En medio de crecientes tensiones entre Estados Unidos y Venezuela, el presidente Donald Trump confirmó el 30 de noviembre de 2025 haber mantenido una conversación telefónica con el mandatario venezolano Nicolás Maduro, ocurrida a principios de ese mes. La llamada, que también involucró al secretario de Estado Marco Rubio, no generó planes concretos para una reunión bilateral y Trump evitó detalles específicos, describiéndola como “una llamada telefónica” sin calificarla de exitosa o fallida. La conversación se enmarca en la escalada de presiones de EE.UU. contra el régimen de Maduro, acusado por Washington de liderar el “Cártel de los Soles”, clasificado recientemente como organización terrorista.
Fuentes citadas por The New York Times y The Wall Street Journal indican que se discutió una posible reunión en territorio estadounidense, así como opciones para que Maduro abandone el poder, incluyendo exilio en Rusia u otros países. El mismo Donald Trump aseguró que Maduro le ofreció de todo porque no se quiere meter con el gobierno de Estados Unidos. El senador Markwayne Mullin confirmó que se ofreció a Maduro “la oportunidad de irse”, pero sin extenderla a su gabinete.

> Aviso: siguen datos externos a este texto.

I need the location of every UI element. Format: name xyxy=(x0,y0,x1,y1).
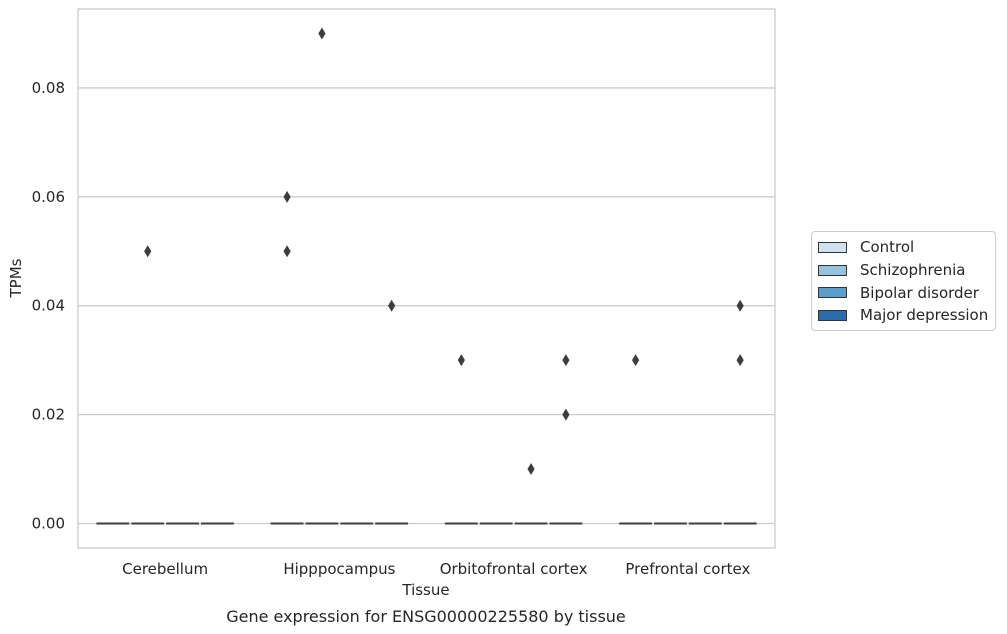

Desde Caracas, no ha habido comentarios oficiales de Maduro o su gobierno sobre la llamada. Esta revelación coincide con acciones recientes de Trump, como el cierre del espacio aéreo venezolano y bombardeos contra presuntas narcolanchas en el Caribe, que han dejado al menos 83 muertos y avivado acusaciones mutuas de intervencionismo. La situación subraya la frágil dinámica bilateral, con EE.UU. intensificando operaciones antidrogas y militares en la región.